Secondo l’opinione del professore Lupo, il memorandum Scotten rappresenta una fonte di prima mano capace di ribaltare una teoria che per sua ammissione “ha riscosso un permanente e crescente successo presso il pubblico” influenzando anche la sua stessa opinione (considerato quanto da lui sostenuto in opere precedenti). Tuttavia, secondo la mia lettura, questo memorandum va ascritto a supporto della teoria dell’accordo mafia-alleati, e non sono la sola a sostenerlo dato che a citarlo è stato anche Luciano Violante nella relazione finale della Commissione Parlamentare Antimafia del 1993 (per chi volesse approfondire, lo allego nella sua versione originale in formato PDF).

Non sono un professore di storia e il mio non è un trattato accademico, ma posso serenamente affermare che le motivazioni del professore Lupo esposte in questo saggio non mi convincono, perché non vedo elementi concreti per ribaltare la teoria dell’accordo mafia-alleati.

Ma vorrei aggiungere dell’altro, perché si tratta di un saggio che ha una precisa intenzione accusatoria, identificando “un’area di opinione della sinistra socialcomunista” come colpevole di una manipolazione delle fonti storiche in quanto contraria all’”egemonismo statunitense” all’interno della guerra fredda.

Allora vale la pena inquadrare il periodo storico che stiamo trattando: mentre l’operazione Husky fu messa in atto durante la presidenza americana di Franklin Delano Roosevelt, questi morì il 12 aprile del 1945, lasciando la presidenza al suo vice Harry S. Truman che, sebbene democratico, diede avvio alla cosiddetta dottrina Truman, in nome della quale gli Stati Uniti intrapresero una lotta globale contro il comunismo. Fu così che appena liberate dal nazifascismo, negli anni del primo dopoguerra le forze di sinistra siciliane (Il partito comunista, quello socialista e le varie organizzazioni sindacali) si trovarono sotto i fuochi incrociati di un’altra guerra, quella al comunismo attuata con l’eccidio di Portella delle Ginestre e l’uccisione di decine di sindacalisti.

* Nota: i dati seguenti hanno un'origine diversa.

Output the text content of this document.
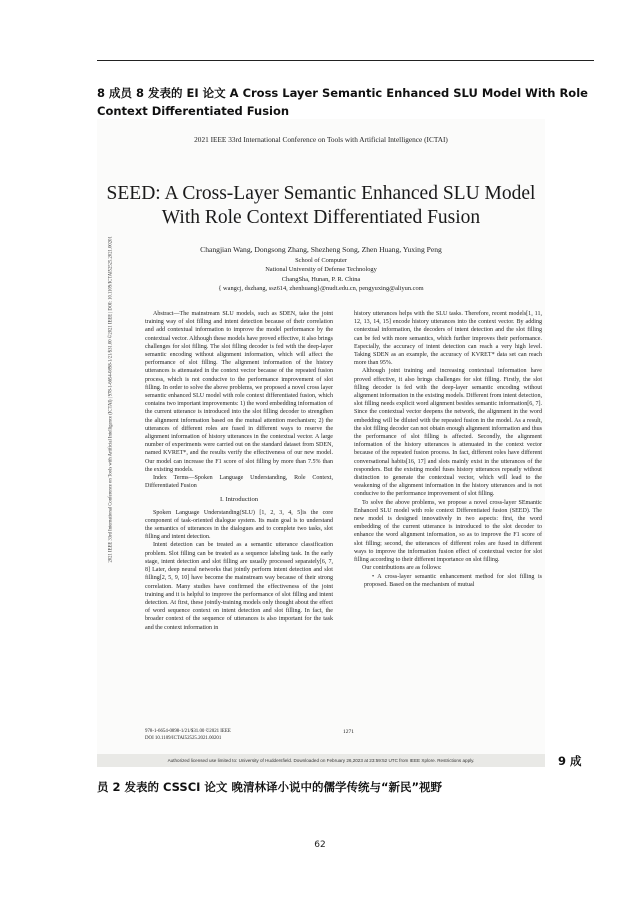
8 成员 8 发表的 EI 论文 A Cross Layer Semantic Enhanced SLU Model With Role Context Differentiated Fusion
2021 IEEE 33rd International Conference on Tools with Artificial Intelligence (ICTAI)
SEED: A Cross-Layer Semantic Enhanced SLU Model With Role Context Differentiated Fusion
Changjian Wang, Dongsong Zhang, Shezheng Song, Zhen Huang, Yuxing Peng
School of Computer
National University of Defense Technology
ChangSha, Hunan, P. R. China
{ wangcj, dszhang, ssz614, zhenhuang}@nudt.edu.cn, pengyuxing@aliyun.com
2021 IEEE 33rd International Conference on Tools with Artificial Intelligence (ICTAI) | 978-1-6654-0898-1/21/$31.00 ©2021 IEEE | DOI: 10.1109/ICTAI52525.2021.00201	Abstract—The mainstream SLU models, such as SDEN, take the joint training way of slot filling and intent detection because of their correlation and add contextual information to improve the model performance by the contextual vector. Although these models have proved effective, it also brings challenges for slot filling. The slot filling decoder is fed with the deep-layer semantic encoding without alignment information, which will affect the performance of slot filling. The alignment information of the history utterances is attenuated in the context vector because of the repeated fusion process, which is not conducive to the performance improvement of slot filling. In order to solve the above problems, we proposed a novel cross layer semantic enhanced SLU model with role context differentiated fusion, which contains two important improvements: 1) the word embedding information of the current utterance is introduced into the slot filling decoder to strengthen the alignment information based on the mutual attention mechanism; 2) the utterances of different roles are fused in different ways to reserve the alignment information of history utterances in the contextual vector. A large number of experiments were carried out on the standard dataset from SDEN, named KVRET*, and the results verify the effectiveness of our new model. Our model can increase the F1 score of slot filling by more than 7.5% than the existing models.

Index Terms—Spoken Language Understanding, Role Context, Differentiated Fusion

I. Introduction

Spoken Language Understanding(SLU) [1, 2, 3, 4, 5]is the core component of task-oriented dialogue system. Its main goal is to understand the semantics of utterances in the dialogues and to complete two tasks, slot filling and intent detection.

Intent detection can be treated as a semantic utterance classification problem. Slot filling can be treated as a sequence labeling task. In the early stage, intent detection and slot filling are usually processed separately[6, 7, 8] Later, deep neural networks that jointly perform intent detection and slot filling[2, 5, 9, 10] have become the mainstream way because of their strong correlation. Many studies have confirmed the effectiveness of the joint training and it is helpful to improve the performance of slot filling and intent detection. At first, these jointly-training models only thought about the effect of word sequence context on intent detection and slot filling. In fact, the broader context of the sequence of utterances is also important for the task and the context information in

history utterances helps with the SLU tasks. Therefore, recent models[1, 11, 12, 13, 14, 15] encode history utterances into the context vector. By adding contextual information, the decoders of intent detection and the slot filling can be fed with more semantics, which further improves their performance. Especially, the accuracy of intent detection can reach a very high level. Taking SDEN as an example, the accuracy of KVRET* data set can reach more than 95%.

Although joint training and increasing contextual information have proved effective, it also brings challenges for slot filling. Firstly, the slot filling decoder is fed with the deep-layer semantic encoding without alignment information in the existing models. Different from intent detection, slot filling needs explicit word alignment besides semantic information[6, 7]. Since the contextual vector deepens the network, the alignment in the word embedding will be diluted with the repeated fusion in the model. As a result, the slot filling decoder can not obtain enough alignment information and thus the performance of slot filling is affected. Secondly, the alignment information of the history utterances is attenuated in the context vector because of the repeated fusion process. In fact, different roles have different conversational habits[16, 17] and slots mainly exist in the utterances of the responders. But the existing model fuses history utterances repeatly without distinction to generate the contextual vector, which will lead to the weakening of the alignment information in the history utterances and is not conducive to the performance improvement of slot filling.

To solve the above problems, we propose a novel cross-layer SEmantic Enhanced SLU model with role context Differentiated fusion (SEED). The new model is designed innovatively in two aspects: first, the word embedding of the current utterance is introduced to the slot decoder to enhance the word alignment information, so as to improve the F1 score of slot filling; second, the utterances of different roles are fused in different ways to improve the information fusion effect of contextual vector for slot filling according to their different importance on slot filling.

Our contributions are as follows:

• A cross-layer semantic enhancement method for slot filling is proposed. Based on the mechanism of mutual

978-1-6654-0898-1/21/$31.00 ©2021 IEEE
DOI 10.1109/ICTAI52525.2021.00201
1271
Authorized licensed use limited to: University of Huddersfield. Downloaded on February 26,2023 at 23:59:52 UTC from IEEE Xplore. Restrictions apply.	9 成
员 2 发表的 CSSCI 论文 晚清林译小说中的儒学传统与“新民”视野
62
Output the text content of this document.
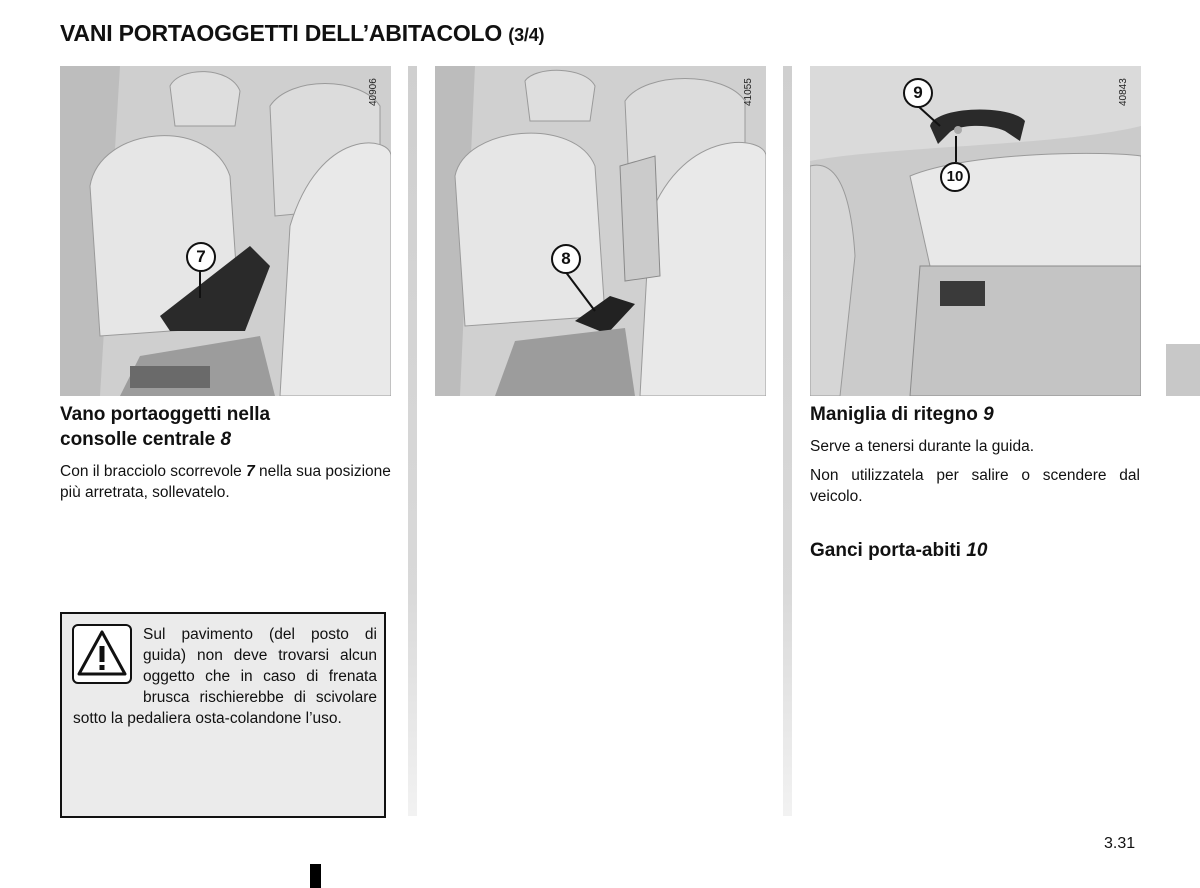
VANI PORTAOGGETTI DELL’ABITACOLO (3/4)
40906
7
41055
8
40843
9
10
Vano portaoggetti nella
consolle centrale 8
Con il bracciolo scorrevole 7 nella sua posizione più arretrata, sollevatelo.
Sul pavimento (del posto di guida) non deve trovarsi alcun oggetto che in caso di frenata brusca rischierebbe di scivolare sotto la pedaliera osta-colandone l’uso.
Maniglia di ritegno 9
Serve a tenersi durante la guida.
Non utilizzatela per salire o scendere dal veicolo.
Ganci porta-abiti 10
3.31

In assenza di adeguate indagini da parte delle forze dell’ordine, “l’area di opinione della sinistra socialcomunista” (come la chiama Lupo) fu costretta a indagare circa i mandanti, individuando un collegamento fra aristocratici-latifondisti e mafiosi affluiti nel partito separatista (col proprio braccio armato EVIS) e pezzi (deviati o non) dei servizi segreti sia italiani che americani; ad esempio furono trovate tracce di esplosivo di provenienza americana nella postazione da cui i soldati dell’EVIS spararono su Portella delle Ginestre. Si iniziò così ad ipotizzare che elementi dell’intelligence americana, che durante lo sbarco avevano tratto vantaggio da una collaborazione con la mafia, fossero rimasti in Sicilia durante i governi succeduti all’AMGOT, sfruttando la stessa alleanza in una repressione violenta e sistematica del socio-comunismo in nome della dottrina Truman.

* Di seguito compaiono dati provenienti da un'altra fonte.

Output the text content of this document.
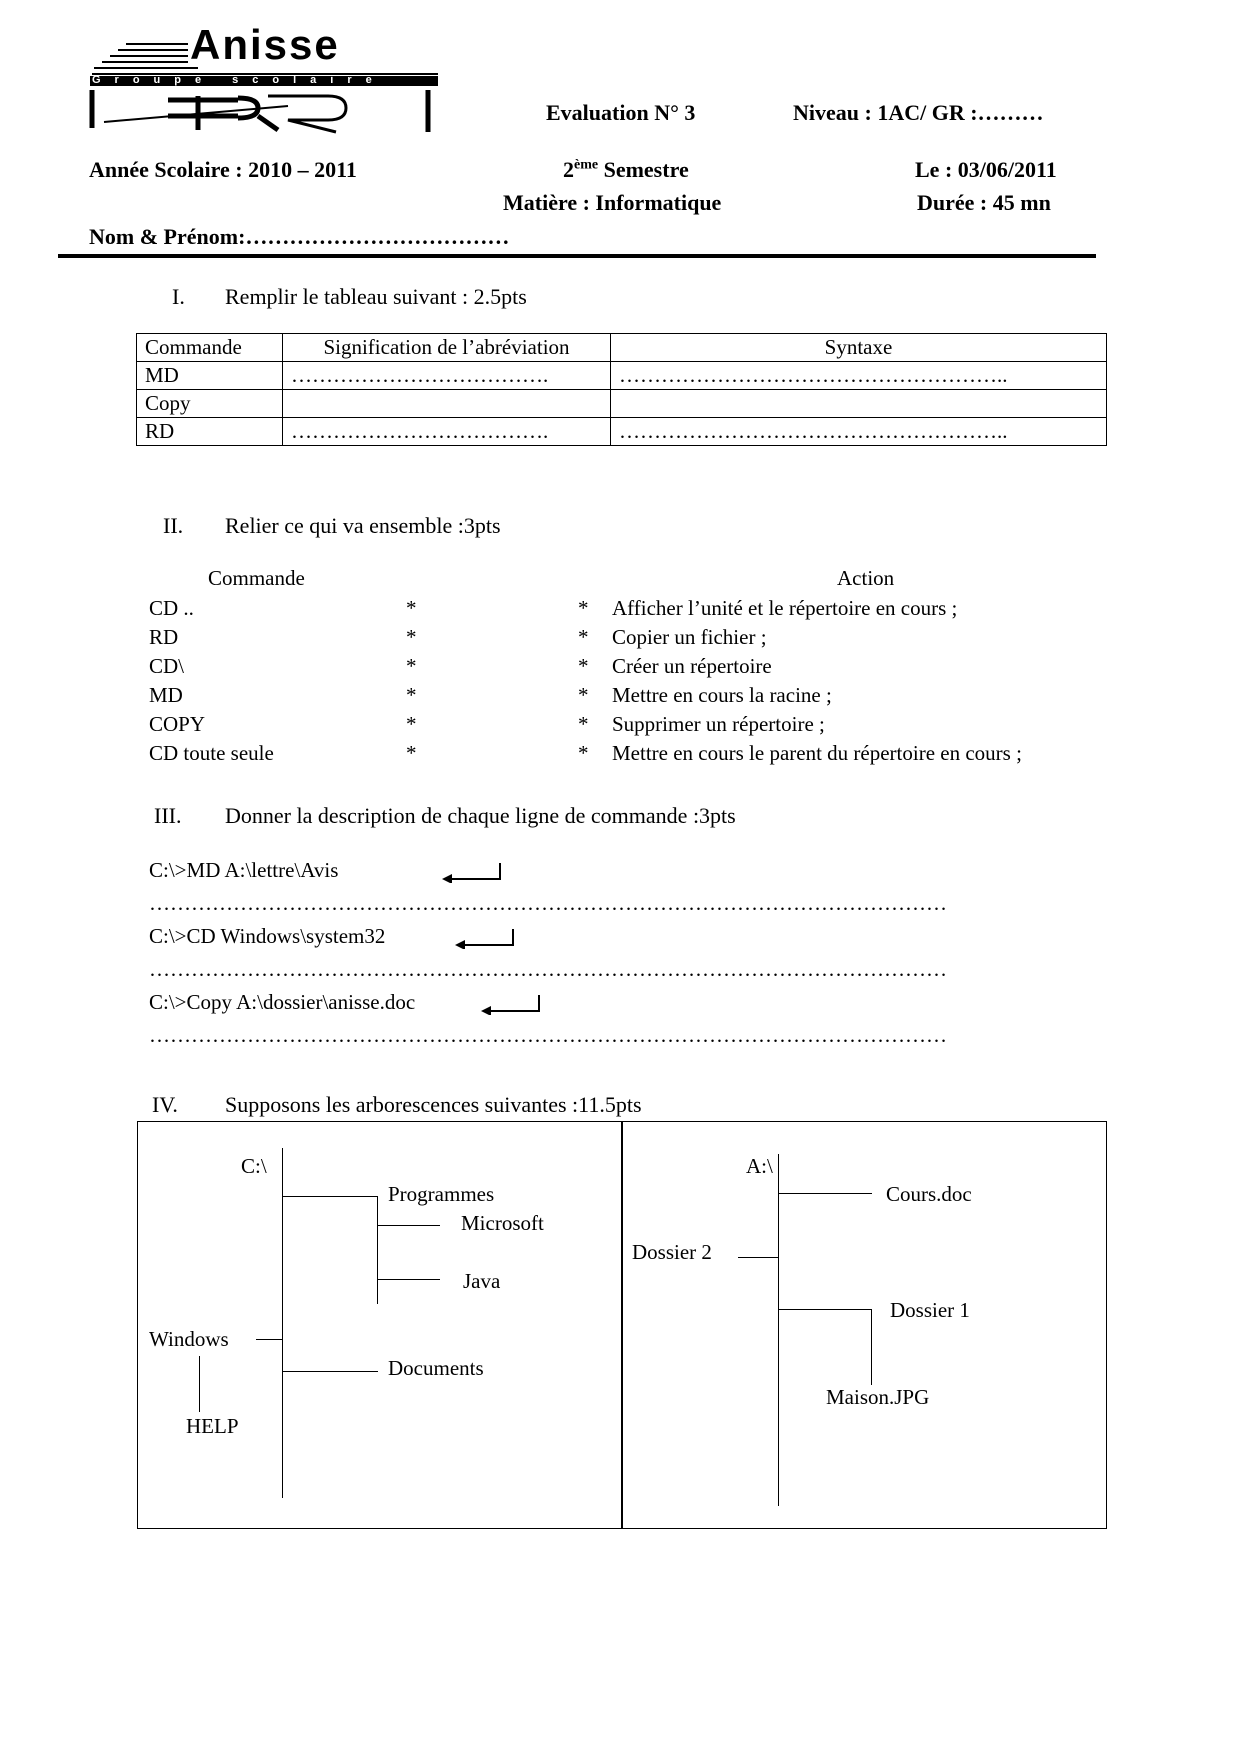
Anisse
Groupe scolaire
Evaluation N° 3	Niveau : 1AC/ GR :………
Année Scolaire : 2010 – 2011	2ème Semestre	Le : 03/06/2011
Matière : Informatique	Durée : 45 mn
Nom & Prénom:………………………………
I. Remplir le tableau suivant : 2.5pts
Commande	Signification de l’abréviation	Syntaxe
MD	……………………………….	………………………………………………..
Copy		
RD	……………………………….	………………………………………………..
II. Relier ce qui va ensemble :3pts
Commande	Action
CD ..	*	* Afficher l’unité et le répertoire en cours ;
RD	*	* Copier un fichier ;
CD\	*	* Créer un répertoire
MD	*	* Mettre en cours la racine ;
COPY	*	* Supprimer un répertoire ;
CD toute seule	*	* Mettre en cours le parent du répertoire en cours ;
III. Donner la description de chaque ligne de commande :3pts
C:\>MD A:\lettre\Avis
……………………………………………………………………………………………………
C:\>CD Windows\system32
……………………………………………………………………………………………………
C:\>Copy A:\dossier\anisse.doc
……………………………………………………………………………………………………
IV. Supposons les arborescences suivantes :11.5pts
C:\
Programmes
Microsoft
Java
Windows
HELP
Documents
A:\
Cours.doc
Dossier 2
Dossier 1
Maison.JPG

Si può sostenere che queste speculazioni siano errate, come fece lo storico Francesco Renda a cui va tutta la mia stima, ma ipotizzare che un fronte politico sotto attacco abbia deliberatamente diffuso false informazioni in nome di un generico anti-americanismo mi sembra fuorviante, soprattutto appare pervaso da una prevenzione ideologica che non aiuta a dipanare le fisiologiche incertezze che avvolgono la ricerca storica.